1. This is an application to revise the decree of the District Munsif, Tenali, dismissing the plaintiff's suit. The plaintiff is a vakil in Tenali. He appeared to defend two suits filed against the Taluk Board, Repalli, under instructions from the then President of the Taluk Board. After the termination of the suits, he sent in his bill for payment. The present President is not the person who instructed him to appear and the Board now objects to pay the bill. The District Munsif dismissed the plaintiff's suit on the ground that there was no provision in the Local Boards Act empowering the President to engage a vakil to work in suits by and against the Taluk Board without the sanction or approval of the Board. The question is whether the President of a Taluk Board has power to instruct a vakil to defend a suit without obtaining the previous sanction of the Board. Section 21 of the Local Boards Act is the section which empowers the President to exercise executive power and Clause (2) which restricts the power is as follows:
It shall not be lawful for the President to exercise any power which by this Act it is expressly declared shall be exercised by the Local Board.

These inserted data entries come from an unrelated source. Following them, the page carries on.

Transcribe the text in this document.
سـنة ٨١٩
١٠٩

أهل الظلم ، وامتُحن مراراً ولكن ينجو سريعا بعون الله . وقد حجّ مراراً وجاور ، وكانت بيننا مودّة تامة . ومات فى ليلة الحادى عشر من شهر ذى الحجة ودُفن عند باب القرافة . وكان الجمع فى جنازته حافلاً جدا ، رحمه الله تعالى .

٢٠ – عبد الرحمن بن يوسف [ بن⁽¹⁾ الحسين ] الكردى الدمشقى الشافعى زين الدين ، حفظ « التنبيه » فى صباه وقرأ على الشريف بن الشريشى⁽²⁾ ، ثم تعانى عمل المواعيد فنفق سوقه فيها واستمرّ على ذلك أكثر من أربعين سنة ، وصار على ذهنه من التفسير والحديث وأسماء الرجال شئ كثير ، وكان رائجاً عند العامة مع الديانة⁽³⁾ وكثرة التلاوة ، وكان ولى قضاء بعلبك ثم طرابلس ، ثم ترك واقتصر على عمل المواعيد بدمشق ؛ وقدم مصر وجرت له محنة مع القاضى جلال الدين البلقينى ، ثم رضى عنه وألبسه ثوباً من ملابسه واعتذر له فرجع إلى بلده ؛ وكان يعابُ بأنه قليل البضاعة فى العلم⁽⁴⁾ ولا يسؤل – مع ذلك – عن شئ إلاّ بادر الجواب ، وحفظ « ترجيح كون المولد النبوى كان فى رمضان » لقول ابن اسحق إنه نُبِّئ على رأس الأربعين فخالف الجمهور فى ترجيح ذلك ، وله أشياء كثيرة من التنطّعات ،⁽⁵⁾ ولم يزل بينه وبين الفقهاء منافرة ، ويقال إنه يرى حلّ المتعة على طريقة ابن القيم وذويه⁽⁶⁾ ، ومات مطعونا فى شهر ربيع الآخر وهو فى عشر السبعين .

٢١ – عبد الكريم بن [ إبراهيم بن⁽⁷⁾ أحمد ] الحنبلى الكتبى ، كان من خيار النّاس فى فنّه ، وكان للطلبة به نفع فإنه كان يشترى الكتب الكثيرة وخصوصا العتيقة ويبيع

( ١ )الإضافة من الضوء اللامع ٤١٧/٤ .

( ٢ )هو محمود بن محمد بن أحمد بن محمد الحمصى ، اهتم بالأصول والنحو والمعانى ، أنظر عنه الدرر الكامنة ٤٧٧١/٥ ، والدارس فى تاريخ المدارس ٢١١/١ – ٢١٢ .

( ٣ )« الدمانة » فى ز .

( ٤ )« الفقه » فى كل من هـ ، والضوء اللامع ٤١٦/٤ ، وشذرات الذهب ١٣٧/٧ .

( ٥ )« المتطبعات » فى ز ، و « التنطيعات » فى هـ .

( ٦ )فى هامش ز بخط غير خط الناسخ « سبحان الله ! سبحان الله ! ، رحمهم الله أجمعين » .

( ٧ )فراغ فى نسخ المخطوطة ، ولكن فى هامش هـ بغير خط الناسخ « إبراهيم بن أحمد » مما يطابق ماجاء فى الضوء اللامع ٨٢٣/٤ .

2. No provision of the Local Boards Act was brought to my notice which in any way restricts the power of the President of the Board to engage a vakil to conduct cases brought against the Board. If the Board is to sue as plaintiff, it may be necessary for the President to obtain the sanction of the Board for' instituting a civil suit. But where suits are brought against the Board and where it is necessary to defend a suit in time, it cannot be said that the President has no power to instruct vakils for the purpose of appearing in Court lest the Court should decree ex parte against the Board. So long as there is no restriction on his power to defend suits 1 do not think it can be said that it is not within the ordinary powers of the President to engage vakils to defend suits brought against the Board.
3. The next question is whether the Board is bound to pay a vakil who has worked for the Board when there is no express sanction of the Board to engage a vakil. I think this question has to be decided on the principle of part performance. Where the Board has had the benefit of the service of the vakil and as in this case where out-fees have been paid on behalf of the Board by the vakil, it is not open to the Board to say that it is not liable to pay the amount the benefit of which it had in the way of defending the suit and in the way of out-fees which were paid by the vakil during the conduct of the suits. I think it is highly inequitable that a public body like the Board should engage a vakil through its President and when the vakil sends in his bill after the termination of the suits should turn round and say that the President has no power to engage a vakil without the permission of the Board to defend a case brought against it. I think it is not merely inequitable but highly dishonest to take up such an attitude especially in a case where there is nothing shown against the vakil's bona fide belief in the power of the President to engage him to conduct cases and to allow him to pay out-fees out of his pocket.
4. It is urged on behalf of the respondent (Board) that inasmuch as there was no resolution of the Board authorising the President to engage the vakil, the Board is not liable. Where the President bona fide acts on behalf of the Board and where the Board gets the benefit of such an act, I think it is not open to the Board to deny liability which arises from the benefit which it gets.
5. A contention is raised on behalf of the respondent that no notice was given as required by the Act. This point is one of fact and it was not raised in the Lower Court and it is not therefore open to the respondent to raise it here.
6. Another point raised on behalf of the respondent is that the suit was not brought within six months as provided by , Section 225 of the Act and therefore the suit is barred by limitation. Section 225 does not apply to cases of this kind. It applies to cases of alleged neglect or default of some officer in the execution of an act authorised by law. Where the Board is sued for a debt due by it, the ordinary law of limitation, namely, three years, applies and not six months as provided by Section 225 of the Act. I hold that the suit is within time and the plaintiff is entitled to a decree.
7. I, therefore, set aside the decree of the Lower Court and direct that a decree for the sum sued for and costs be passed in plaintiff's favour together with the costs of this application.
8. The 2nd defendant being the old President is not liable and the petition, so far as he is concerned, is dismissed without costs.